Absolutely ASB. Palestinian national identity was formed by the Nakba. Before that they would gladly welcome their fellow Levantine Arabs as liberators from the Jews. Even today Fatah has never denounced pan-Arabism.

Then so too is the idea of a palestinian nation in the 40s. They bet the farm that they could drive the Jews into the sea and rolled snake eyes.
 
I think the biggest issue is when we (in the West) state, "Arabs rejected" it, we must understand there was no unified Palestinian leadership or even an organization at the time to either approve or disapprove. Instead, the Arab countries leadership (read Arab League) spoke for the Palestinian people. Then when the 1947 Israel independence occurred and the Arab countries lost the war, the Palestinians had nowhere to go but to the countries that attacked Israel (exodus of 1947/48) and they weren't allowed to assimilated to those countries (meaning no ability to become a citizen of the country).

They were allowed and did assimilate in Jordan.
 
In that war, Israel did almost all the ethnic cleansing, expelling 90% of the non-Jewish Palestinians in the territory they controlled, amounting to almost one million people. Israel didn't go on to expel the remaining 10% once they decided to stick to what became the final armistice lines.
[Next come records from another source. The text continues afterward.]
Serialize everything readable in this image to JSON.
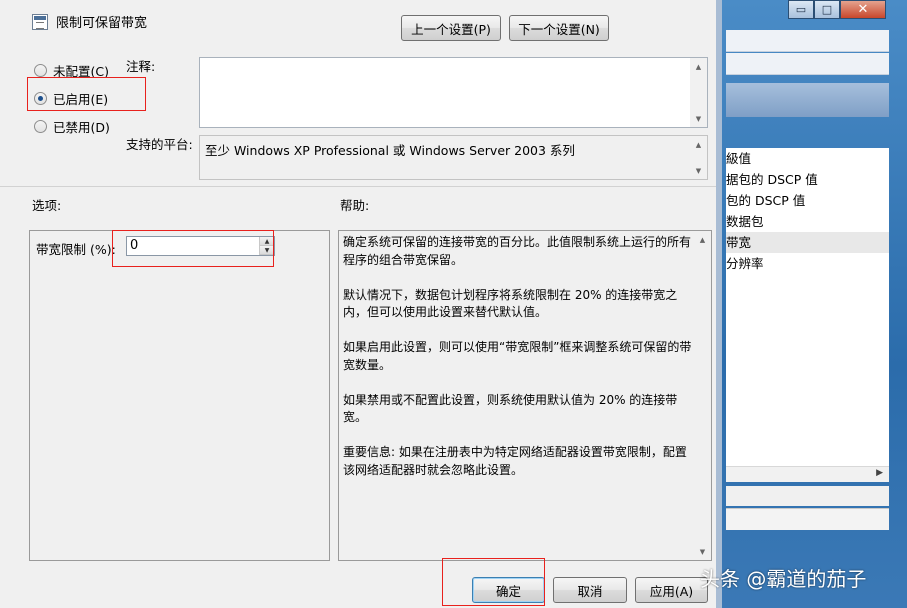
{
  "dialog": {
    "title": "限制可保留带宽",
    "prev_button": "上一个设置(P)",
    "next_button": "下一个设置(N)",
    "radios": [
      {
        "label": "未配置(C)",
        "selected": false
      },
      {
        "label": "已启用(E)",
        "selected": true
      },
      {
        "label": "已禁用(D)",
        "selected": false
      }
    ],
    "comment_label": "注释:",
    "comment_value": "",
    "platform_label": "支持的平台:",
    "platform_value": "至少 Windows XP Professional 或 Windows Server 2003 系列",
    "options_label": "选项:",
    "help_label": "帮助:",
    "bandwidth_label": "带宽限制 (%):",
    "bandwidth_value": "0",
    "help_paragraphs": [
      "确定系统可保留的连接带宽的百分比。此值限制系统上运行的所有程序的组合带宽保留。",
      "默认情况下，数据包计划程序将系统限制在 20% 的连接带宽之内，但可以使用此设置来替代默认值。",
      "如果启用此设置，则可以使用“带宽限制”框来调整系统可保留的带宽数量。",
      "如果禁用或不配置此设置，则系统使用默认值为 20% 的连接带宽。",
      "重要信息: 如果在注册表中为特定网络适配器设置带宽限制，配置该网络适配器时就会忽略此设置。"
    ],
    "ok_button": "确定",
    "cancel_button": "取消",
    "apply_button": "应用(A)"
  },
  "background_window": {
    "caption_buttons": [
      "▭",
      "□",
      "✕"
    ],
    "list_items": [
      "級值",
      "据包的 DSCP 值",
      "包的 DSCP 值",
      "数据包",
      "带宽",
      "分辨率"
    ],
    "selected_index": 4
  },
  "watermark": "头条 @霸道的茄子",
  "icons": {
    "title_icon": "policy-setting-icon",
    "scroll_up": "▲",
    "scroll_down": "▼",
    "scroll_right": "▶"
  },
  "colors": {
    "annotation_red": "#e8211d",
    "dialog_bg": "#f0f0f0",
    "window_frame_blue": "#2f74b8"
  }
}
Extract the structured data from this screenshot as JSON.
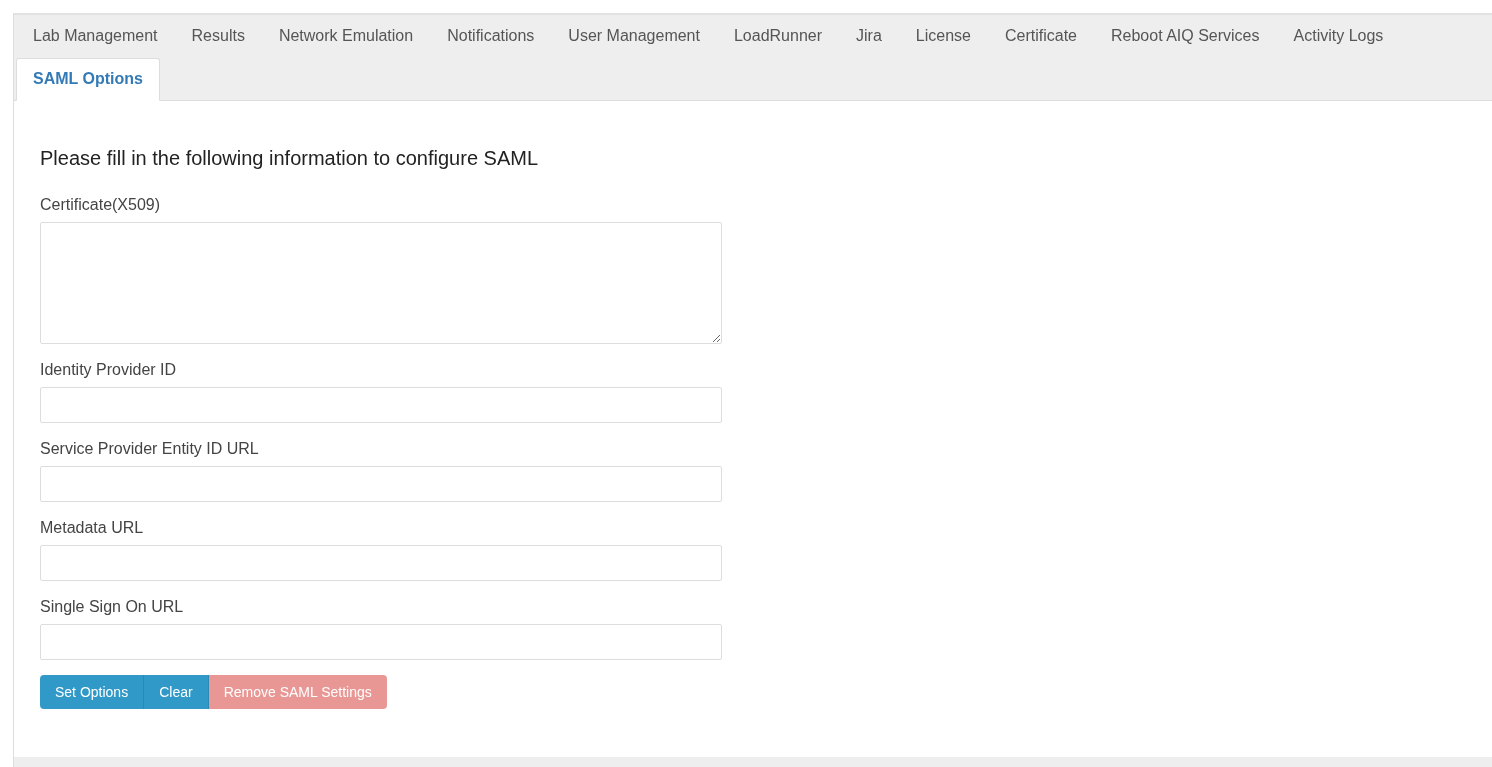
{
  "tabs": [
    {
      "label": "Lab Management",
      "selected": false
    },
    {
      "label": "Results",
      "selected": false
    },
    {
      "label": "Network Emulation",
      "selected": false
    },
    {
      "label": "Notifications",
      "selected": false
    },
    {
      "label": "User Management",
      "selected": false
    },
    {
      "label": "LoadRunner",
      "selected": false
    },
    {
      "label": "Jira",
      "selected": false
    },
    {
      "label": "License",
      "selected": false
    },
    {
      "label": "Certificate",
      "selected": false
    },
    {
      "label": "Reboot AIQ Services",
      "selected": false
    },
    {
      "label": "Activity Logs",
      "selected": false
    },
    {
      "label": "SAML Options",
      "selected": true
    }
  ],
  "form": {
    "heading": "Please fill in the following information to configure SAML",
    "fields": [
      {
        "kind": "textarea",
        "label": "Certificate(X509)"
      },
      {
        "kind": "input",
        "label": "Identity Provider ID"
      },
      {
        "kind": "input",
        "label": "Service Provider Entity ID URL"
      },
      {
        "kind": "input",
        "label": "Metadata URL"
      },
      {
        "kind": "input",
        "label": "Single Sign On URL"
      }
    ],
    "buttons": [
      {
        "kind": "primary",
        "label": "Set Options",
        "disabled": false
      },
      {
        "kind": "primary",
        "label": "Clear",
        "disabled": false
      },
      {
        "kind": "danger",
        "label": "Remove SAML Settings",
        "disabled": true
      }
    ]
  }
}
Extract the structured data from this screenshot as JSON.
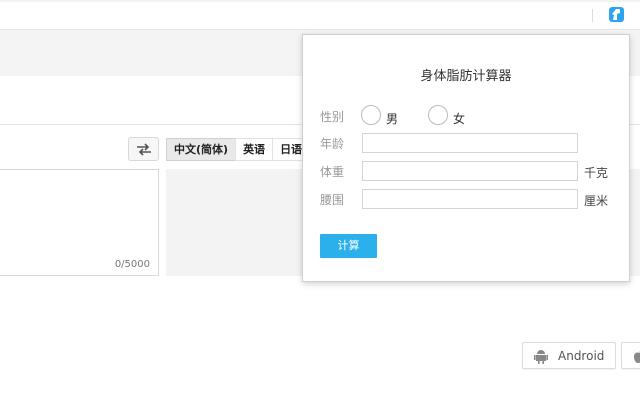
{
  "popup": {
    "title": "身体脂肪计算器",
    "gender_label": "性别",
    "gender_options": [
      "男",
      "女"
    ],
    "age_label": "年龄",
    "weight_label": "体重",
    "weight_unit": "千克",
    "waist_label": "腰围",
    "waist_unit": "厘米",
    "calculate_label": "计算",
    "accent_color": "#2bb0ec"
  },
  "translator": {
    "languages": [
      "中文(简体)",
      "英语",
      "日语"
    ],
    "active_language": "中文(简体)",
    "char_count": "0/5000"
  },
  "apps": {
    "android_label": "Android"
  },
  "icons": {
    "extension": "body-fat-calculator-extension-icon",
    "swap": "swap-arrows-icon",
    "android": "android-icon",
    "apple": "apple-icon"
  }
}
Actually there have been several court cases in Israel on this question. The figure is much less then 90%. The evidence is that these non-Jewish Palestinians left before the Israeli army arrived. There is an interesting diary of a Palestinian mayor that is well worth reading on this question what he talks about is the breakup of society even before the British left, the lack of public utilities, food shortages etc and the fact that many Palestinians had relatives outside of Palestine.

However, what is clearly indisputable is that ethnic cleansing was practised by the Arab governments after the war and still to this day by these Arab governments and the Palestinians.